Recordando, que habitualmente, os peregrinos ficam pouco tempo no santuário e regressam para as suas vidas, D. José Ornelas referiu-se àquele espaço como "os modernos estacionamentos à beira das estradas", para os "carros elétricos dos nossos dias, que fornecem a oportunidade de encontrar carregadores do amor de Deus que vem ao nosso encontro e nos permite continuar a caminhada da vida até ao encontro definitivo com Ele no verdadeiro santuário da vida que não tem fim".
Quase no final da sua homilia, o presidente da CEP frisou que Maria "ensina-nos a ser Igreja unida na mesma fé e a caminhar juntos, como Igreja sinodal para levar Cristo ao mundo", remetendo posteriormente para o tema da Jornada Mundial da Juventude que acontece em Lisboa em agosto de 2023.

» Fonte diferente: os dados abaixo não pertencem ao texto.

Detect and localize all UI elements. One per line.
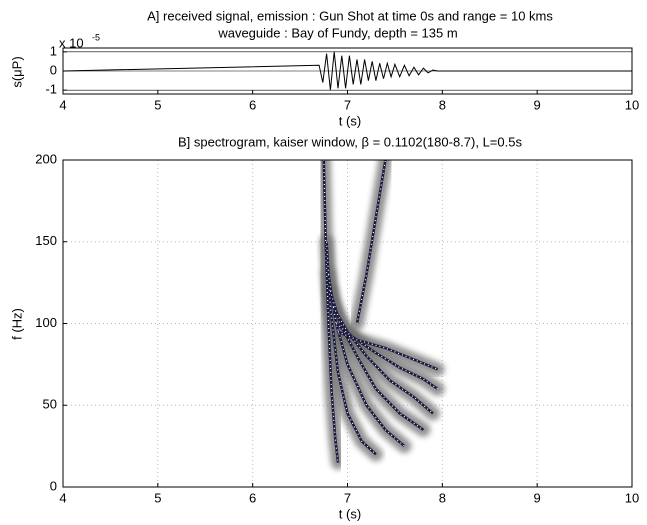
signal-line (62, 51, 632, 91)
y-tick-label: -1 (45, 82, 57, 97)
x-tick-label: 6 (249, 490, 256, 505)
x-tick-label: 7 (344, 97, 351, 112)
multiplier-exponent: -5 (92, 32, 100, 42)
x-tick-label: 5 (154, 97, 161, 112)
y-axis-label: f (Hz) (9, 308, 24, 340)
y-tick-label: 100 (35, 315, 57, 330)
x-axis-label: t (s) (339, 113, 361, 128)
y-tick-label: 50 (43, 397, 57, 412)
y-tick-label: 1 (50, 43, 57, 58)
axes-frame (62, 159, 633, 488)
x-tick-label: 10 (625, 97, 639, 112)
y-axis-label: s(μP) (9, 56, 24, 87)
mode-curve-dots (326, 241, 377, 455)
y-tick-label: 200 (35, 151, 57, 166)
chart-subtitle: waveguide : Bay of Fundy, depth = 135 m (217, 25, 457, 40)
x-tick-label: 8 (439, 490, 446, 505)
x-axis-label: t (s) (339, 506, 361, 521)
x-tick-label: 9 (534, 97, 541, 112)
y-tick-label: 0 (50, 62, 57, 77)
multiplier-base: x 10 (59, 35, 84, 50)
chart-title: B] spectrogram, kaiser window, β = 0.110… (178, 134, 522, 149)
x-tick-label: 4 (59, 97, 66, 112)
axes-frame (62, 47, 633, 95)
mode-curve-dots (323, 160, 339, 463)
mode-curve-dots (356, 160, 386, 324)
chart-title: A] received signal, emission : Gun Shot … (147, 8, 553, 23)
mode-curve-dots (332, 306, 434, 414)
y-tick-label: 150 (35, 233, 57, 248)
x-tick-label: 10 (625, 490, 639, 505)
mode-curve (335, 322, 439, 390)
x-tick-label: 6 (249, 97, 256, 112)
mode-curve-dots (327, 274, 405, 447)
x-tick-label: 4 (59, 490, 66, 505)
x-tick-label: 5 (154, 490, 161, 505)
y-tick-label: 0 (50, 478, 57, 493)
x-tick-label: 8 (439, 97, 446, 112)
x-tick-label: 9 (534, 490, 541, 505)
x-tick-label: 7 (344, 490, 351, 505)
mode-curve (337, 330, 439, 371)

"Foi isso que ela fez logo depois de aceitar o chamamento de Deus para ser a Mãe de Jesus. Diz S. Lucas que ela não se fechou no santuário da sua casa, mas 'partiu apressadamente' para a montanha, para ir levar Cristo ao mundo", lembrou.
Salientando que foi essa mesma atitude que se viu em Fátima, com a revelação de Nossa Senhora aos pastorinhos, D. José Ornelas afirmou que a vida daquelas crianças não foi fácil, tendo até passando pela pandemia da gripe espanhola.

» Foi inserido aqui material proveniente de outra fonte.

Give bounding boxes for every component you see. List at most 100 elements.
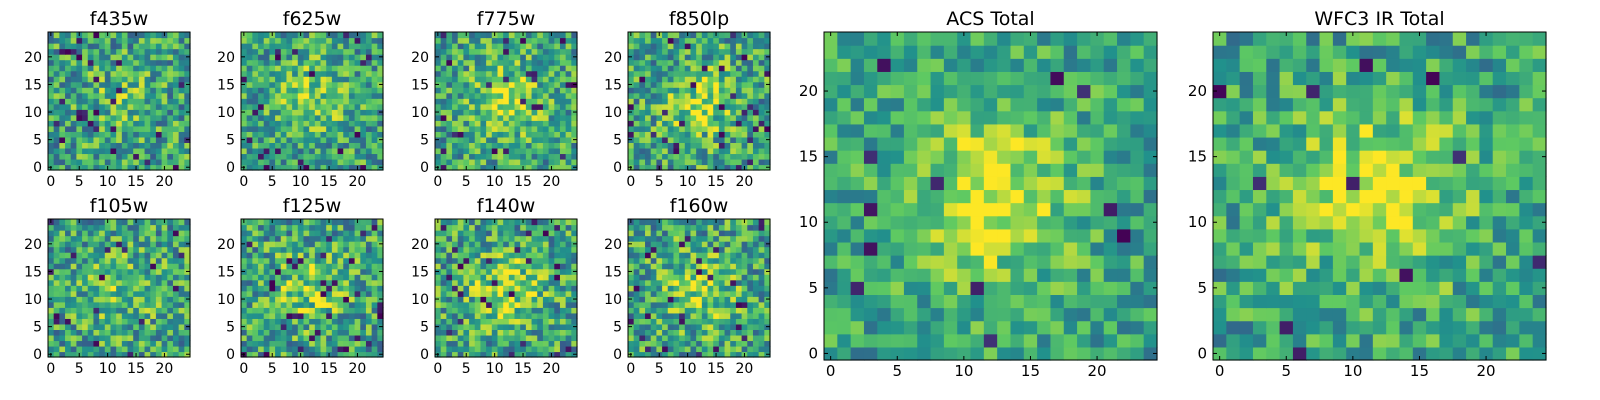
heatmap-cell (110, 109, 117, 116)
heatmap-cell (673, 279, 680, 286)
x-tick-label: 5 (75, 174, 84, 190)
heatmap-cell (99, 48, 106, 55)
heatmap-cell (667, 158, 675, 166)
heatmap-cell (59, 307, 66, 314)
heatmap-cell (286, 318, 293, 325)
heatmap-cell (59, 241, 66, 248)
heatmap-cell (491, 147, 499, 155)
heatmap-cell (684, 37, 692, 44)
heatmap-cell (269, 158, 276, 166)
heatmap-cell (116, 318, 123, 325)
heatmap-cell (508, 290, 516, 297)
heatmap-cell (679, 125, 686, 132)
heatmap-cell (673, 92, 680, 99)
heatmap-cell (246, 153, 253, 160)
heatmap-cell (70, 351, 77, 358)
heatmap-cell (252, 246, 259, 253)
heatmap-cell (508, 323, 516, 330)
heatmap-cell (99, 114, 106, 121)
heatmap-cell (508, 241, 516, 248)
heatmap-cell (508, 312, 516, 319)
heatmap-cell (320, 70, 327, 77)
heatmap-cell (497, 120, 504, 127)
heatmap-cell (508, 252, 516, 259)
heatmap-cell (314, 32, 322, 39)
x-tick-label: 20 (543, 174, 561, 190)
heatmap-cell (144, 246, 151, 253)
heatmap-cell (326, 92, 333, 99)
heatmap-cell (463, 252, 470, 259)
heatmap-cell (280, 87, 288, 94)
heatmap-cell (167, 323, 174, 330)
heatmap-cell (365, 296, 373, 303)
heatmap-cell (354, 274, 361, 281)
heatmap-cell (167, 158, 174, 166)
heatmap-cell (497, 235, 504, 242)
heatmap-cell (758, 81, 765, 88)
heatmap-cell (297, 257, 305, 264)
heatmap-cell (326, 246, 333, 253)
heatmap-cell (480, 252, 487, 259)
heatmap-cell (503, 268, 510, 275)
heatmap-cell (144, 164, 151, 171)
heatmap-cell (150, 312, 157, 319)
heatmap-cell (320, 147, 327, 155)
heatmap-cell (82, 285, 89, 292)
heatmap-cell (548, 87, 555, 94)
heatmap-cell (679, 43, 686, 50)
heatmap-cell (65, 81, 72, 88)
heatmap-cell (144, 65, 151, 72)
heatmap-cell (320, 32, 327, 39)
heatmap-cell (127, 109, 134, 116)
heatmap-cell (718, 142, 726, 149)
heatmap-cell (82, 114, 89, 121)
heatmap-cell (457, 37, 464, 44)
heatmap-cell (360, 323, 367, 330)
heatmap-cell (246, 114, 253, 121)
heatmap-cell (371, 285, 378, 292)
heatmap-cell (246, 48, 253, 55)
heatmap-cell (520, 142, 527, 149)
heatmap-cell (93, 224, 100, 231)
heatmap-cell (354, 70, 361, 77)
heatmap-cell (735, 125, 743, 132)
heatmap-cell (747, 345, 754, 353)
heatmap-cell (65, 235, 72, 242)
heatmap-cell (718, 318, 726, 325)
heatmap-cell (269, 279, 276, 286)
heatmap-cell (133, 334, 140, 342)
heatmap-cell (178, 87, 185, 94)
heatmap-cell (440, 241, 447, 248)
heatmap-cell (161, 87, 168, 94)
heatmap-cell (320, 76, 327, 83)
heatmap-cell (628, 285, 635, 292)
heatmap-cell (520, 230, 527, 237)
heatmap-cell (469, 65, 476, 72)
heatmap-cell (99, 43, 106, 50)
heatmap-cell (172, 252, 180, 259)
heatmap-cell (645, 329, 652, 336)
heatmap-cell (116, 65, 123, 72)
heatmap-cell (252, 158, 259, 166)
heatmap-cell (457, 109, 464, 116)
heatmap-cell (59, 65, 66, 72)
heatmap-cell (331, 285, 339, 292)
heatmap-cell (696, 76, 703, 83)
heatmap-cell (286, 274, 293, 281)
heatmap-cell (87, 142, 95, 149)
heatmap-cell (343, 230, 350, 237)
heatmap-cell (82, 48, 89, 55)
heatmap-cell (314, 274, 322, 281)
heatmap-cell (326, 43, 333, 50)
heatmap-cell (172, 87, 180, 94)
heatmap-cell (758, 125, 765, 132)
heatmap-cell (292, 351, 299, 358)
heatmap-cell (673, 329, 680, 336)
heatmap-cell (269, 257, 276, 264)
heatmap-cell (452, 109, 459, 116)
heatmap-cell (452, 224, 459, 231)
heatmap-cell (76, 340, 83, 347)
heatmap-cell (348, 224, 356, 231)
heatmap-cell (520, 48, 527, 55)
heatmap-cell (93, 334, 100, 342)
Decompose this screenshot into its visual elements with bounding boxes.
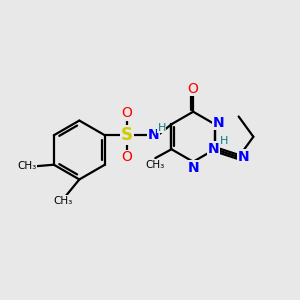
- Text: CH₃: CH₃: [17, 161, 36, 171]
- Text: N: N: [208, 142, 219, 156]
- Text: H: H: [158, 123, 166, 133]
- Text: N: N: [213, 116, 224, 130]
- Text: N: N: [188, 161, 199, 175]
- Text: S: S: [121, 126, 133, 144]
- Text: H: H: [220, 136, 228, 146]
- Text: O: O: [122, 106, 132, 120]
- Text: O: O: [122, 150, 132, 164]
- Text: N: N: [148, 128, 159, 142]
- Text: CH₃: CH₃: [146, 160, 165, 170]
- Text: O: O: [188, 82, 199, 96]
- Text: N: N: [238, 150, 250, 164]
- Text: CH₃: CH₃: [53, 196, 73, 206]
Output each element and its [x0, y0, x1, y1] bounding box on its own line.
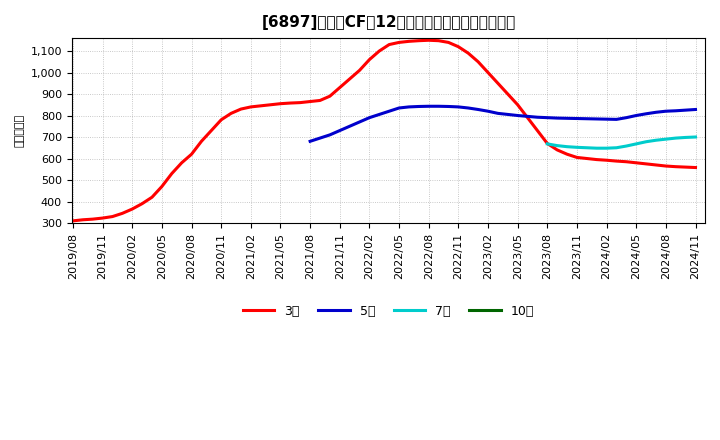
3年: [484, 70, 492, 75]
5年: [306, 139, 315, 144]
Title: [6897]　営業CFだ12か月移動合計の平均値の推移: [6897] 営業CFだ12か月移動合計の平均値の推移: [261, 15, 516, 30]
Line: 7年: 7年: [547, 137, 696, 148]
5年: [582, 116, 591, 121]
7年: [602, 146, 611, 151]
Line: 5年: 5年: [310, 106, 696, 141]
5年: [632, 113, 641, 118]
5年: [642, 111, 650, 117]
5年: [612, 117, 621, 122]
5年: [672, 108, 680, 114]
Legend: 3年, 5年, 7年, 10年: 3年, 5年, 7年, 10年: [238, 300, 539, 323]
3年: [474, 59, 482, 64]
5年: [405, 104, 413, 110]
3年: [148, 194, 156, 200]
5年: [365, 115, 374, 120]
5年: [385, 109, 394, 114]
5年: [375, 112, 384, 117]
5年: [563, 116, 572, 121]
3年: [325, 94, 334, 99]
5年: [602, 117, 611, 122]
5年: [434, 104, 443, 109]
7年: [681, 135, 690, 140]
5年: [415, 104, 423, 109]
7年: [642, 139, 650, 144]
5年: [315, 136, 324, 141]
7年: [572, 145, 581, 150]
5年: [622, 115, 631, 120]
7年: [553, 143, 562, 148]
5年: [395, 105, 403, 110]
5年: [325, 132, 334, 137]
7年: [662, 136, 670, 142]
3年: [68, 218, 77, 224]
5年: [503, 112, 512, 117]
5年: [355, 119, 364, 125]
5年: [346, 124, 354, 129]
3年: [691, 165, 700, 170]
Line: 3年: 3年: [73, 40, 696, 221]
3年: [424, 38, 433, 43]
5年: [543, 115, 552, 120]
7年: [593, 146, 601, 151]
5年: [454, 104, 463, 110]
7年: [563, 144, 572, 149]
5年: [513, 113, 522, 118]
5年: [464, 105, 472, 110]
5年: [493, 111, 502, 116]
3年: [375, 48, 384, 54]
5年: [444, 104, 453, 109]
5年: [336, 128, 344, 133]
5年: [572, 116, 581, 121]
7年: [582, 145, 591, 150]
7年: [632, 141, 641, 147]
5年: [484, 109, 492, 114]
7年: [622, 143, 631, 149]
5年: [474, 107, 482, 112]
7年: [691, 134, 700, 139]
5年: [553, 115, 562, 121]
5年: [662, 109, 670, 114]
5年: [691, 107, 700, 112]
5年: [652, 110, 660, 115]
7年: [543, 141, 552, 147]
3年: [415, 38, 423, 43]
7年: [652, 138, 660, 143]
5年: [523, 114, 532, 119]
5年: [424, 104, 433, 109]
5年: [593, 116, 601, 121]
Y-axis label: （百万円）: （百万円）: [15, 114, 25, 147]
7年: [672, 136, 680, 141]
7年: [612, 145, 621, 150]
5年: [533, 114, 541, 120]
5年: [681, 107, 690, 113]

Por sua vez, apontou ainda que "Jesus não disse que o caminho da Igreja ia ser fácil, mas disse que ia estar connosco até ao fim dos tempos".

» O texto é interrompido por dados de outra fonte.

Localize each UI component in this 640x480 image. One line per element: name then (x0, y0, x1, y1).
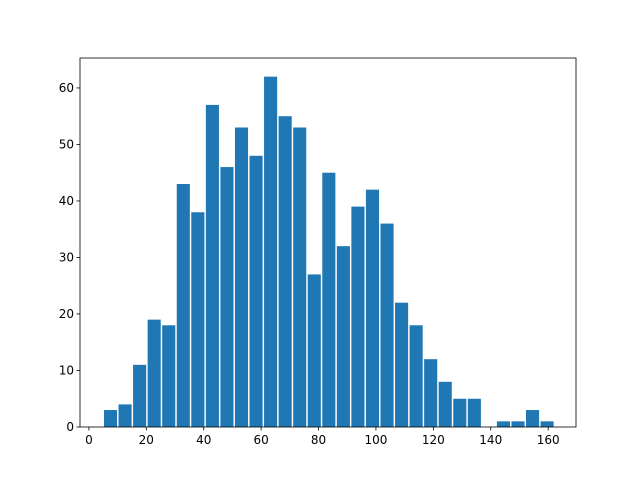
x-tick-label: 100 (364, 433, 387, 447)
y-tick-label: 50 (59, 137, 74, 151)
bar (162, 325, 176, 427)
y-tick-label: 60 (59, 81, 74, 95)
bar (220, 167, 234, 427)
axes-frame (79, 57, 577, 428)
bar (147, 319, 161, 427)
bar (293, 127, 307, 427)
bar (380, 223, 394, 427)
bar (424, 359, 438, 427)
bar (322, 172, 336, 427)
bar (365, 189, 380, 427)
y-tick-label: 30 (59, 250, 74, 264)
x-tick-label: 0 (85, 433, 93, 447)
bar (526, 410, 540, 427)
bar (467, 398, 481, 427)
bar (453, 398, 467, 427)
bar (205, 104, 219, 428)
bar (264, 76, 278, 428)
x-tick-label: 140 (479, 433, 502, 447)
bar (496, 421, 511, 427)
bar (103, 410, 118, 427)
bar (176, 184, 190, 427)
x-tick-label: 120 (422, 433, 445, 447)
bar (395, 302, 409, 427)
y-tick-label: 20 (59, 307, 74, 321)
bar (249, 155, 263, 427)
x-tick-label: 40 (196, 433, 211, 447)
x-tick-label: 20 (139, 433, 154, 447)
y-tick-label: 0 (66, 420, 74, 434)
bar (234, 127, 249, 427)
y-tick-label: 40 (59, 194, 74, 208)
bar (278, 116, 292, 427)
bar (336, 246, 350, 427)
bar (118, 404, 132, 427)
y-tick-label: 10 (59, 363, 74, 377)
bar (409, 325, 423, 427)
bar (191, 212, 205, 427)
bar (133, 364, 147, 427)
bar (438, 381, 452, 427)
bar (351, 206, 365, 427)
x-tick-label: 60 (253, 433, 268, 447)
bar (307, 274, 321, 427)
bar (540, 421, 554, 427)
x-tick-label: 80 (311, 433, 326, 447)
bar (511, 421, 525, 427)
x-tick-label: 160 (537, 433, 560, 447)
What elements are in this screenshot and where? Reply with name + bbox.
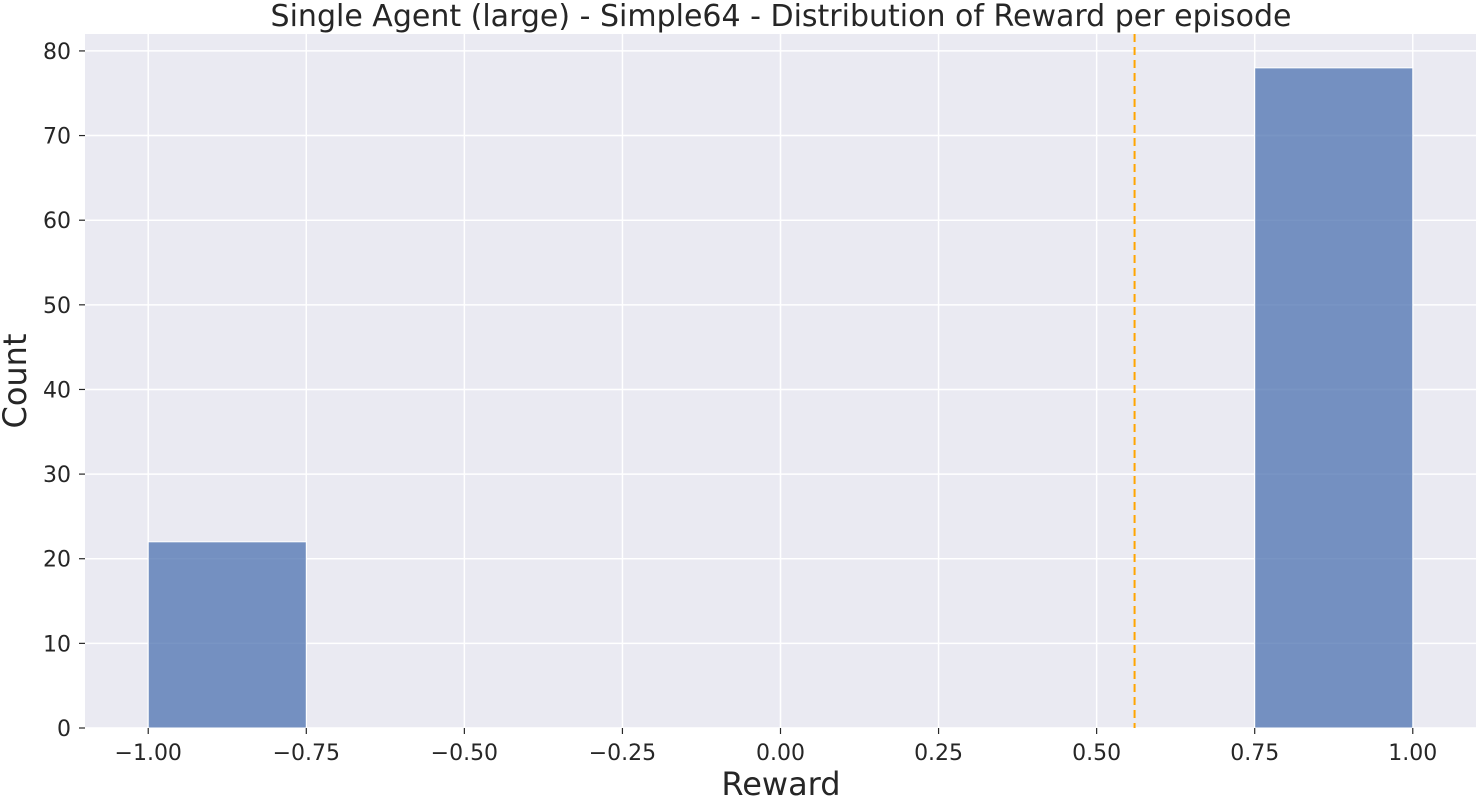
y-tick-label: 70 bbox=[43, 125, 71, 150]
x-tick-label: −0.50 bbox=[431, 741, 498, 766]
y-tick-label: 20 bbox=[43, 548, 71, 573]
y-tick-label: 60 bbox=[43, 209, 71, 234]
y-tick-label: 0 bbox=[57, 717, 71, 742]
x-tick-label: 0.00 bbox=[756, 741, 805, 766]
y-tick-label: 10 bbox=[43, 632, 71, 657]
chart-title: Single Agent (large) - Simple64 - Distri… bbox=[271, 0, 1292, 34]
y-tick-label: 80 bbox=[43, 40, 71, 65]
y-tick-label: 40 bbox=[43, 378, 71, 403]
x-tick-label: 0.75 bbox=[1230, 741, 1279, 766]
histogram-bar bbox=[1254, 67, 1414, 729]
x-tick-label: −0.75 bbox=[273, 741, 340, 766]
histogram-bar bbox=[147, 541, 307, 729]
x-tick-label: 0.25 bbox=[914, 741, 963, 766]
x-tick-label: −1.00 bbox=[115, 741, 182, 766]
y-tick-label: 50 bbox=[43, 294, 71, 319]
x-tick-label: 1.00 bbox=[1388, 741, 1437, 766]
y-tick-label: 30 bbox=[43, 463, 71, 488]
y-axis-ticks: 0 10 20 30 40 50 60 70 80 bbox=[43, 40, 85, 742]
x-tick-label: −0.25 bbox=[589, 741, 656, 766]
x-axis-ticks: −1.00 −0.75 −0.50 −0.25 0.00 0.25 0.50 0.75 1.00 bbox=[115, 728, 1437, 766]
y-axis-title: Count bbox=[0, 333, 34, 428]
x-axis-title: Reward bbox=[721, 765, 840, 803]
x-tick-label: 0.50 bbox=[1072, 741, 1121, 766]
histogram-bars bbox=[147, 67, 1414, 729]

No final da celebração, o reitor do Santuário de Fátima, padre Carlos Cabecinhas, anunciou aos peregrinos que foi entregue esta manhã, no Dicastério para as Causas dos Santos, em Roma, "a Positio Super Vita, Virtutibus et Fama Sanctitatis do processo de Beatificação e Canonização da Serva de Deus Maria Lúcia de Jesus e do Coração Imaculado". Com isto, está dado mais um passo para o processo. A notícia foi recebida no recinto com uma salva de palmas.
O reitor recordou que a Irmã Lúcia de Jesus se considerava “a primeira peregrina de Fátima”, tendo sido sempre uma “presença discreta” nos dias de peregrinação internacional.
As celebrações começaram às 09:00, com o rosário internacional, na Capelinha das Aparições, e, às 10:00, foi iniciada a missa que terminou com a Bênção aos Doentes e procissão do Adeus, no altar do recinto.
Segundo dados do Santuário, foram registados 110 grupos organizados de 26 países para participação nesta peregrinação aniversária de outubro, que assinala a sexta aparição da Virgem aos videntes Jacinta, Francisco e Lúcia, “com particular destaque para o chamado ‘milagre do Sol’".
Na quarta-feira à tarde, a conferência de imprensa que antecedeu a peregrinação teve como tema dominante os abusos sexuais na Igreja Católica, com o bispo, também presidente da Conferência Episcopal Portuguesa, a reconhecer que estes são acontecimentos dramáticos que “não têm desculpa”, considerando que qualquer “número é sempre demasiado” e uma derrota.
José Ornelas tem estado nos últimos dias em foco devido à divulgação, pelo jornal Público, de que está a ser investigado pelo Ministério Público por eventual “comparticipação em encobrimento” de casos de abusos sexuais sobre crianças numa cidade da província moçambicana da Zambézia e de outra por um caso alegadamente ocorrido na arquidiocese de Braga.
Na conferência de imprensa, o prelado declarou-se “tranquilo”, frisando não ter havido “nenhuma manobra de encobrimento” e não ter sido contactado pelo Ministério Público.
À noite, perante milhares de fiéis, evocou Sophia de Mello Breyner para explicar aos peregrinos de Fátima qual deve ser a atitude da igreja nos tempos de hoje e que se resume a encarar os problemas de frente.
“Vemos, ouvimos e lemos… não podemos ignorar”, citou José Ornelas, na homilia da celebração da palavra desta noite no Santuário de Fátima, acrescentando que “esta tem de ser também a atitude da Igreja, que invoca Maria como sua Mãe”.
“Como Igreja, temos de estar na linha da frente do estar atento, do proteger, da estar próximo a todas as fragilidades. Essa é a nossa missão, nascida e modelada pelo amor paterno/materno de Deus presente em Maria, Mãe e modelo do agir humano”, defendeu.